I recently asked this question: MS SQL share identity seed amongst tables (Many people wondered why)
I have the following layout of a table:
Table: Star
Just taking your idea of many tables - how can you realise that...
What about using dynamic queries.
Another direction in which I would make some researches is using xml typed column for storing stars data. The main idea here is if you need to operate stars only by categories than why not to store all stars of concrete category in one cell of the table in xml format. Unfortunately I absolutely cannot imaging what will be the performance of such decision.
Both this variants are just like ideas in brainstorm.
I know this is a bit of a tangent, but is SQL Server (or any relational database) really a good tool for this job? What relation database features are you actually using?
If you are dropping whole categories at a time, you can't have much referential integrity depending on it. The data is read only, so you don't need ACID for data updates.
Sounds to me like you are using basic SELECT query features?
I didn't get an answer to my comment on the original post, so I am going under some assumptions...
Here's my idea: use multiple databases, one for each category.
You can use the managed ESE database that ships with every version of Windows, for free.
Use the PersistentDictionary object, and keep track of the starid, starname pairs that way. If you need to delete a category, just delete the PersistentDictionary object for that category.
PersistentDictionary<int, string> starsForCategory = new PersistentDictionary<int, string>("Category1");
This will create a database called "Category1", on which you can use standard .NET dictionary methods (add, exists, foreach, etc).
It sounds like the transaction log is struggling with the size of the delete. The transaction log grows in units, and this takes time whilst it allocates more disk space.
It is not possible to delete rows from a table without enlisting a transaction, although it is possible to truncate a table using the TRUNCATE command. However this will remove all rows in the table without condition.
I can offer the following suggestions:
Switch to a non-transactional database or possibly flat files. It doesn't sound like you need atomicity of a transactional database.

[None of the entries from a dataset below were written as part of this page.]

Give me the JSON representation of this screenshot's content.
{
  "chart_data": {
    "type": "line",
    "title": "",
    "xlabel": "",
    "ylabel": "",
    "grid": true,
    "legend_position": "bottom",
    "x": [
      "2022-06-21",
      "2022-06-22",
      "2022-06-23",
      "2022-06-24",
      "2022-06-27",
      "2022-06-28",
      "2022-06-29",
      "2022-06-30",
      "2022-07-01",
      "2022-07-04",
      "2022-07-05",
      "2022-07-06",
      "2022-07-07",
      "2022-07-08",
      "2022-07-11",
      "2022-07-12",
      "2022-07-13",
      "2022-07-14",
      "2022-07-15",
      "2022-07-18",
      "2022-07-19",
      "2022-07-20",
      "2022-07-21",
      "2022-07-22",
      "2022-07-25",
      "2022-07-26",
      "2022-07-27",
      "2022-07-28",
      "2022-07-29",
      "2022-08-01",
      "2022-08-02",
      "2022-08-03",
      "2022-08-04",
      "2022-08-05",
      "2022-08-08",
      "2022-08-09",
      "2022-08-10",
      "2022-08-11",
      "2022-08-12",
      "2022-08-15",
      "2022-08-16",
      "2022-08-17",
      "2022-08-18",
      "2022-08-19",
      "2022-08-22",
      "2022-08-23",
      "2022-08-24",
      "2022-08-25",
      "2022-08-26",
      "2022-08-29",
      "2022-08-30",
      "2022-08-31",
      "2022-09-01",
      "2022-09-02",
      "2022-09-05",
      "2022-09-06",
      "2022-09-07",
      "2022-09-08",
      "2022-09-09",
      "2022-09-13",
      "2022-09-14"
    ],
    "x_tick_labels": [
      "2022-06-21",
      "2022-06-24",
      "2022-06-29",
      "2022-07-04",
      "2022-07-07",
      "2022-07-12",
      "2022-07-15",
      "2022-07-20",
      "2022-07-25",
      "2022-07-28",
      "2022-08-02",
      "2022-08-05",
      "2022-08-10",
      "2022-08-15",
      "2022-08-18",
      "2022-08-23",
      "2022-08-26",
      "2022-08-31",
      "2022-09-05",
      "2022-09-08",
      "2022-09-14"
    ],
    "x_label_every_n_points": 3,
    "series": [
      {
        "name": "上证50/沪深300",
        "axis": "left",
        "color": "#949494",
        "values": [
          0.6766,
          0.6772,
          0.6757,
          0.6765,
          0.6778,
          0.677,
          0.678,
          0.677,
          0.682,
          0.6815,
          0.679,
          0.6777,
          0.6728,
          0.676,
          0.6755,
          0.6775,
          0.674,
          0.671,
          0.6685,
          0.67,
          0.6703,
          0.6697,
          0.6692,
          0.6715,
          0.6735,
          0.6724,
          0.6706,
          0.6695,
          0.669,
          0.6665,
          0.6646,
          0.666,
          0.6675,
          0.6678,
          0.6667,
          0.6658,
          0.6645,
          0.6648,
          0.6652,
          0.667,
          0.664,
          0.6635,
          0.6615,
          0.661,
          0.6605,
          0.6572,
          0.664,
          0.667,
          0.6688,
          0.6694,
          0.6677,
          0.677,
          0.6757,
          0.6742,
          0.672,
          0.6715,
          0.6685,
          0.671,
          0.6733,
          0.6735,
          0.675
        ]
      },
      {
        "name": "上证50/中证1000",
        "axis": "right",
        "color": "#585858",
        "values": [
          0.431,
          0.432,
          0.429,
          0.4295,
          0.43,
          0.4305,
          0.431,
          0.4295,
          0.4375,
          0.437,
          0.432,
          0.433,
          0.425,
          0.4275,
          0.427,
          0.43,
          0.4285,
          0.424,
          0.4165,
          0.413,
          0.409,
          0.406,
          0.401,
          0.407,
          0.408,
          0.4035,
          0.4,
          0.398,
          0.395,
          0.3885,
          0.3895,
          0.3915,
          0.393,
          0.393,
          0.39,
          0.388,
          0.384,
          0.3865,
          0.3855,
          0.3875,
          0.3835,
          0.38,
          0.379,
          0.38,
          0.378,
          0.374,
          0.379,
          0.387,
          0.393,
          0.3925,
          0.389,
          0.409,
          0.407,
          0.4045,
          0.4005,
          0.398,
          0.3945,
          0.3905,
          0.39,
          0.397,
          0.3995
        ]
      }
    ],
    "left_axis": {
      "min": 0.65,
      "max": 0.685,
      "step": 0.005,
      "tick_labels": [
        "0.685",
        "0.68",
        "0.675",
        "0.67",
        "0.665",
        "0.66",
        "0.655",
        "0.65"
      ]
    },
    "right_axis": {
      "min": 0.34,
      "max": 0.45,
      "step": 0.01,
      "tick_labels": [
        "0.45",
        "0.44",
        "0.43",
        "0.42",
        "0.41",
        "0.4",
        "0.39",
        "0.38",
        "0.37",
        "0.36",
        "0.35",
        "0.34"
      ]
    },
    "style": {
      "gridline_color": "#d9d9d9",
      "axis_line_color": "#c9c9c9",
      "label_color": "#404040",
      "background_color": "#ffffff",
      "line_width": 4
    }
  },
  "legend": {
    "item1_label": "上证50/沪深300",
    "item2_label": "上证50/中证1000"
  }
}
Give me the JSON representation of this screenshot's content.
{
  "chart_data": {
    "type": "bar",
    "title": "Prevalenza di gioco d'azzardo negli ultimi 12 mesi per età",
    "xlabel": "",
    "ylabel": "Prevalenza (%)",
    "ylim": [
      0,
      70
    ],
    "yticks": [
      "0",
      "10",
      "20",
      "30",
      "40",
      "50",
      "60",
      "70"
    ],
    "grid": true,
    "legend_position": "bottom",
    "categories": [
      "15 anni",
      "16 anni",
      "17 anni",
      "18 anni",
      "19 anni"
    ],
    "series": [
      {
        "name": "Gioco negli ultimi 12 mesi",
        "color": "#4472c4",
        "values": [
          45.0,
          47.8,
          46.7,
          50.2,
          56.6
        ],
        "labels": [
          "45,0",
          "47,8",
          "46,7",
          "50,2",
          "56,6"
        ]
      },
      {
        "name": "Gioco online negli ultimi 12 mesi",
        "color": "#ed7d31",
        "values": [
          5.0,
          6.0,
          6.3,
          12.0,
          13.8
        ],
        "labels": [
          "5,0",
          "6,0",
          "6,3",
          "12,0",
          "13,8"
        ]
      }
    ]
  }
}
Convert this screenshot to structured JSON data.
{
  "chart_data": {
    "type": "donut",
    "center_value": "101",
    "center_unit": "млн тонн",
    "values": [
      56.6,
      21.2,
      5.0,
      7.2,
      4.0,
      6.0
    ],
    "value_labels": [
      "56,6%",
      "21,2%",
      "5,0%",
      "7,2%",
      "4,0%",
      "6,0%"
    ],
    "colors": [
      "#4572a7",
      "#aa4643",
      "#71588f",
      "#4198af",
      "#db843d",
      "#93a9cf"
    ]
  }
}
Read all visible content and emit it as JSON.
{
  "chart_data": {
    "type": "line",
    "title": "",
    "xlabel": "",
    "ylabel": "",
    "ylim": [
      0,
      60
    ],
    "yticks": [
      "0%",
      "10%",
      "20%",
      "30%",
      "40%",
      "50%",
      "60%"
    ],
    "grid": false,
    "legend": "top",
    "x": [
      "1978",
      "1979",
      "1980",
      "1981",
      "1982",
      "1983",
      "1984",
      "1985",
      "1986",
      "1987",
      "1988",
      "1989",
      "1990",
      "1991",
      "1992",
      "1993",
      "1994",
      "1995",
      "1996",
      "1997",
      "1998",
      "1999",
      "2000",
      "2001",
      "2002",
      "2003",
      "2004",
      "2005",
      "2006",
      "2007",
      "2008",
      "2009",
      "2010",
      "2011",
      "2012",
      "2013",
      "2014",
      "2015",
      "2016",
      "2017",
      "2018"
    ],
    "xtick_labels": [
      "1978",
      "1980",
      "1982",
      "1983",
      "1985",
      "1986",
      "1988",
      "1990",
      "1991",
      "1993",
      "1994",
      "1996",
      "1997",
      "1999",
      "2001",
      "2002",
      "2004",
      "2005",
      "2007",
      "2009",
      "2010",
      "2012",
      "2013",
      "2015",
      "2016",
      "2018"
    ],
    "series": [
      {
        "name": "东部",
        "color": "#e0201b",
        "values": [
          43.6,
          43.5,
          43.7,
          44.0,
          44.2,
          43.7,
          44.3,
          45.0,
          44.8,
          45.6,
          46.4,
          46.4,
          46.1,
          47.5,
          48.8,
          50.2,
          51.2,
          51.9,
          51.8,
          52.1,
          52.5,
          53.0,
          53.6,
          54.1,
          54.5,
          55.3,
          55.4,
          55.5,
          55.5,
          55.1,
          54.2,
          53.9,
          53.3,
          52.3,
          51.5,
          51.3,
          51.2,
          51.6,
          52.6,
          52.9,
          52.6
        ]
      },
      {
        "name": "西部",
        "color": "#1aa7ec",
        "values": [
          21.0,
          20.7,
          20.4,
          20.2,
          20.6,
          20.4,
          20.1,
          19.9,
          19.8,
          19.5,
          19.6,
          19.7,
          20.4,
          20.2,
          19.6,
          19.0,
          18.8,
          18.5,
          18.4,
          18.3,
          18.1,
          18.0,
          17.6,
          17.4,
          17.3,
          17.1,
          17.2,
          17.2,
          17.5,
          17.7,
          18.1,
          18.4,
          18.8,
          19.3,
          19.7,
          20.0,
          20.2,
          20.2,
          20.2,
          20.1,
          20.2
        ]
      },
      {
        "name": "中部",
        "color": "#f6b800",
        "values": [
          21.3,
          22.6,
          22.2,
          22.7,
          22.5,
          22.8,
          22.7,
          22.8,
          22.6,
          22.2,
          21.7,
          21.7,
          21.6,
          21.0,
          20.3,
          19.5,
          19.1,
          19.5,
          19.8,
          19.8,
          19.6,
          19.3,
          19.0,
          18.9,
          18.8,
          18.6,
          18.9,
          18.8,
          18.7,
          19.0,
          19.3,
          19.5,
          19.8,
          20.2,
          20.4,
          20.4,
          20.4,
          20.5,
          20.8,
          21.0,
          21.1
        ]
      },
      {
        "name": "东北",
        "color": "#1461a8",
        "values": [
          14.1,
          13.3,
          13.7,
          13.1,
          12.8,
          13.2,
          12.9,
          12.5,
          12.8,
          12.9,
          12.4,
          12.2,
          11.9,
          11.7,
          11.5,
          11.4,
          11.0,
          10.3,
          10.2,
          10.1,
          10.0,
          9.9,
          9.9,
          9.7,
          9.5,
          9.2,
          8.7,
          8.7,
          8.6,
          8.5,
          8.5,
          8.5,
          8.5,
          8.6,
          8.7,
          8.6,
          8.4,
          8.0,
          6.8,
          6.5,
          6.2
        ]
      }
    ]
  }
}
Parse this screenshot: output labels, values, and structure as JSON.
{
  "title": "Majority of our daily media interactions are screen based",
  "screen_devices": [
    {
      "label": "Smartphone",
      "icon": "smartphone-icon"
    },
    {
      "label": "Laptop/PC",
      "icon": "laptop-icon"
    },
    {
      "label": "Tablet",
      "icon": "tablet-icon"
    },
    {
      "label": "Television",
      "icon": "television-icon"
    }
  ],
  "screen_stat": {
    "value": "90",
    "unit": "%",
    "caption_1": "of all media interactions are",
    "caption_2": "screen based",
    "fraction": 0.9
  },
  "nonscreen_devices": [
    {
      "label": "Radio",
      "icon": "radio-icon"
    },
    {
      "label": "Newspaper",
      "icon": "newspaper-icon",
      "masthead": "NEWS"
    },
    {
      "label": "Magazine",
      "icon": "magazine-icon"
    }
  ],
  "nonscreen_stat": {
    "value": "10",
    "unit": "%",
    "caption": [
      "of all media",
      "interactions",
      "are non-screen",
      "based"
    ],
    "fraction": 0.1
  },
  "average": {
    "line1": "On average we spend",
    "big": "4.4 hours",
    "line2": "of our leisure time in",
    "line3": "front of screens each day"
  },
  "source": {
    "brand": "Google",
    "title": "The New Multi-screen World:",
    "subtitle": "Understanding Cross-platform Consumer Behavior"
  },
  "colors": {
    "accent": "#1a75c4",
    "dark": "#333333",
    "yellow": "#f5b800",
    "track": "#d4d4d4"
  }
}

Attempt the following. After every x deletes (depending on size) issue the following statement
BACKUP LOG WITH TRUNCATE_ONLY;
This simply truncates the transaction log, the space remains for the log to refill. However Im not sure howmuch time this will add to the operation.
What do you do with the star data? If you only look at data for one category at any given time this might work, but it is hard to maintain. Every time you have a new category, you will have to build a new table. If you want to query across categories, it becomes more complex and possibly more expensive in terms of time. If you do this and do want to query across categories a view is probably best (but do not pile views on top of views). If you are looking for data on a particular star, would you know which table to query? If not then how are you going to determine which table or are you goign to query them all? When entering data, how will the application decide which table to put the data into? How many categories will there be? And incidentally relating to each having a separate id, use the bigint identities and combine the identity with the category type for your unique identifier.
Truly do you need to delete the whole category or only the star that the data changed for? And do you need to delete at all, maybe you only need to update information.
Have you tried deleting in batches (1000 records or so at a time in a loop). This is often much faster than deleting a million records in one delete statement. It often keeps the table from getting locked during the delete as well.
Another technique is mark the record for deletion. Then you can run a batch process when usage is low to delete those records and your queries can run on a view that excludes the records marked for deletion.
Given your answers, I think your proposal may be reasonable.
Must you delete them? Often it is better to just set an IsDeleted
bit column to 1, and then do the actual deletion asynchronously during off hours.
Edit:
This is a shot in the dark, but adding a clustered index on CategoryId
may speed up deletes. It may also impact other queries adversely. Is this something you can test?